Chunjie Wang
Urban Threshold
As one of the newest architectural typologies, the airport has changed so much within just a century—evolving from a simple “bus stop” for planes into a megastructure combining transportation, logistics, and retail.
However, in recent decades, the rapidly growing number of travelers and increasingly complex airport procedures have made the airport experience frustrating.
Airport districts have become enclosed urban entities, operating as closed systems that are often disconnected from their host cities, both physically and socially. These large and isolated areas often act as typical non-places, where there is little sense of identity, history, or human connection.

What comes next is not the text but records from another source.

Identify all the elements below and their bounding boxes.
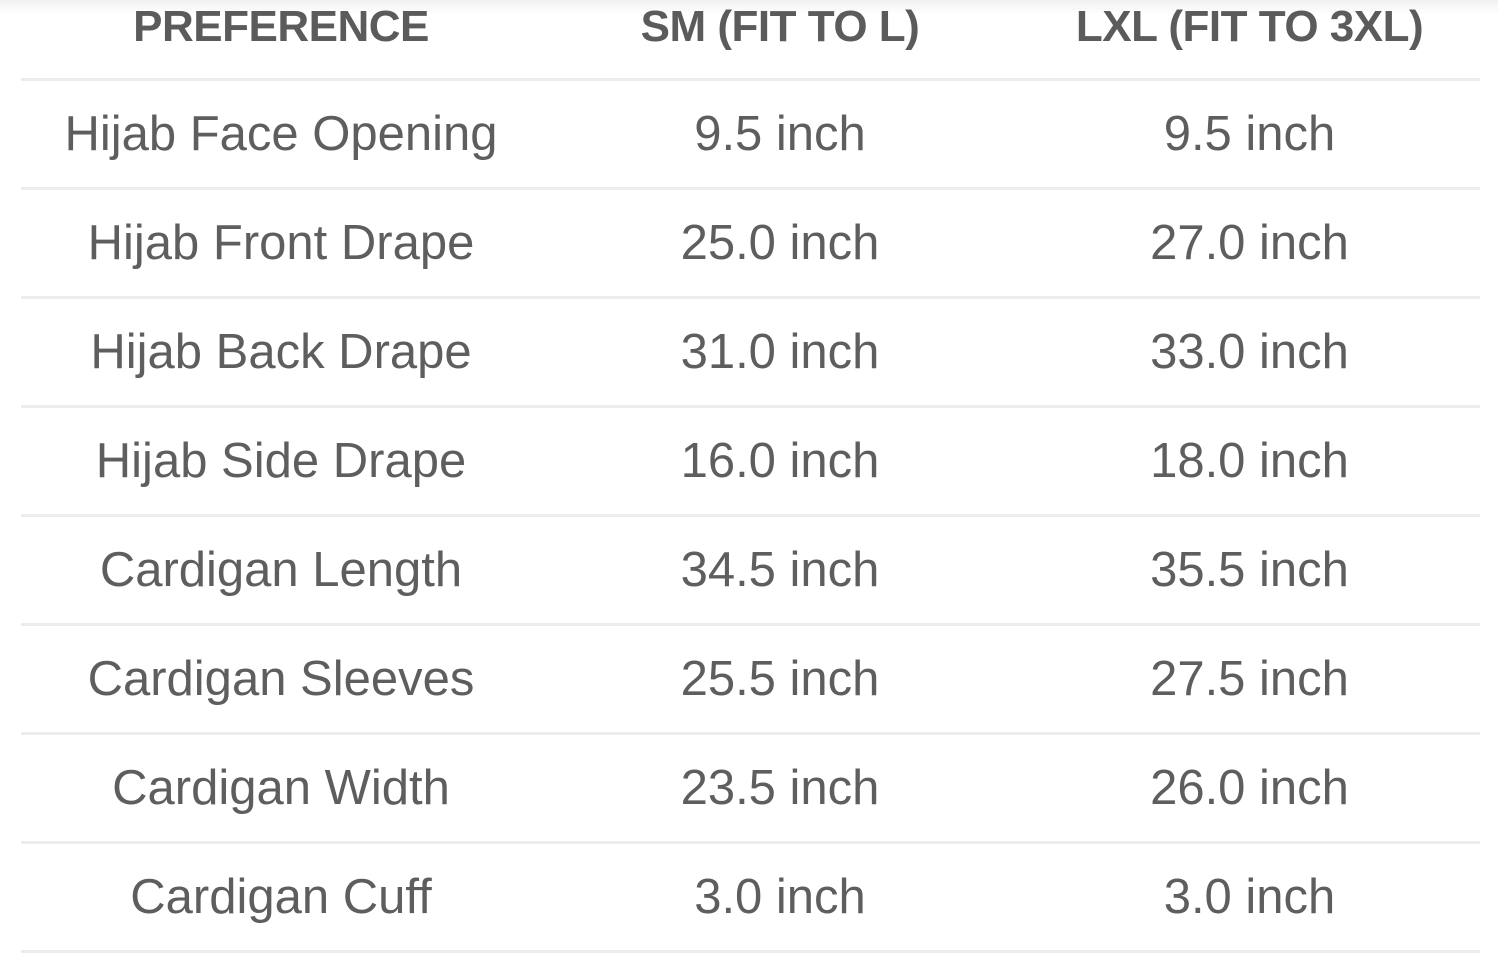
measurement-name: Hijab Face Opening xyxy=(21,79,541,190)
table-row: Hijab Back Drape 31.0 inch 33.0 inch xyxy=(21,297,1480,408)
measurement-name: Hijab Side Drape xyxy=(21,406,541,517)
header-preference: PREFERENCE xyxy=(21,0,541,81)
sm-value: 3.0 inch xyxy=(541,842,1019,953)
measurement-name: Cardigan Sleeves xyxy=(21,624,541,735)
lxl-value: 26.0 inch xyxy=(1019,733,1480,844)
measurement-name: Cardigan Width xyxy=(21,733,541,844)
sm-value: 34.5 inch xyxy=(541,515,1019,626)
table-header: PREFERENCE SM (FIT TO L) LXL (FIT TO 3XL… xyxy=(21,0,1480,81)
measurement-name: Cardigan Cuff xyxy=(21,842,541,953)
table-row: Cardigan Cuff 3.0 inch 3.0 inch xyxy=(21,842,1480,953)
sm-value: 25.5 inch xyxy=(541,624,1019,735)
table-row: Hijab Face Opening 9.5 inch 9.5 inch xyxy=(21,79,1480,190)
lxl-value: 27.0 inch xyxy=(1019,188,1480,299)
table-row: Cardigan Width 23.5 inch 26.0 inch xyxy=(21,733,1480,844)
sm-value: 9.5 inch xyxy=(541,79,1019,190)
sm-value: 25.0 inch xyxy=(541,188,1019,299)
measurement-name: Cardigan Length xyxy=(21,515,541,626)
lxl-value: 18.0 inch xyxy=(1019,406,1480,517)
header-lxl: LXL (FIT TO 3XL) xyxy=(1019,0,1480,81)
table-row: Cardigan Sleeves 25.5 inch 27.5 inch xyxy=(21,624,1480,735)
sm-value: 23.5 inch xyxy=(541,733,1019,844)
table-body: Hijab Face Opening 9.5 inch 9.5 inch Hij… xyxy=(21,79,1480,953)
lxl-value: 27.5 inch xyxy=(1019,624,1480,735)
lxl-value: 3.0 inch xyxy=(1019,842,1480,953)
measurement-name: Hijab Back Drape xyxy=(21,297,541,408)
header-sm: SM (FIT TO L) xyxy=(541,0,1019,81)
header-row: PREFERENCE SM (FIT TO L) LXL (FIT TO 3XL… xyxy=(21,0,1480,81)
sm-value: 16.0 inch xyxy=(541,406,1019,517)
table-row: Hijab Side Drape 16.0 inch 18.0 inch xyxy=(21,406,1480,517)
lxl-value: 35.5 inch xyxy=(1019,515,1480,626)
measurement-name: Hijab Front Drape xyxy=(21,188,541,299)
sm-value: 31.0 inch xyxy=(541,297,1019,408)
size-chart-table: PREFERENCE SM (FIT TO L) LXL (FIT TO 3XL… xyxy=(21,0,1480,953)
table-row: Cardigan Length 34.5 inch 35.5 inch xyxy=(21,515,1480,626)
lxl-value: 33.0 inch xyxy=(1019,297,1480,408)
table-row: Hijab Front Drape 25.0 inch 27.0 inch xyxy=(21,188,1480,299)
lxl-value: 9.5 inch xyxy=(1019,79,1480,190)
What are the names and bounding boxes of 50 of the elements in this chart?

For most travelers, their role within these spaces is reduced to a boarding pass and a seat number—stripped of personal or cultural meaning.
In this context, breaking down boundaries and activating cultural and economic connections becomes the prerequisite for the development of an aerotropolis economy.
This strategy directly addresses the identity loss often found in airport and related environments, which function as typical non-places. While non-places are defined by anonymity, uniformity, and transience, a legible spatial structure can reintroduce orientation, memory, and emotional connection.
Each spatial element within the complex—whether a plaza, a library, or an exhibition hall—serves as a recognizable anchor embedded with cultural meaning. Landmarks act as both orientation points and expressions of local identity. Paths become curated journeys lined with public art and sensory variation. Thematic districts organize the building into zones for learning, culture, leisure, and mobility, allowing users to situate themselves both functionally and symbolically.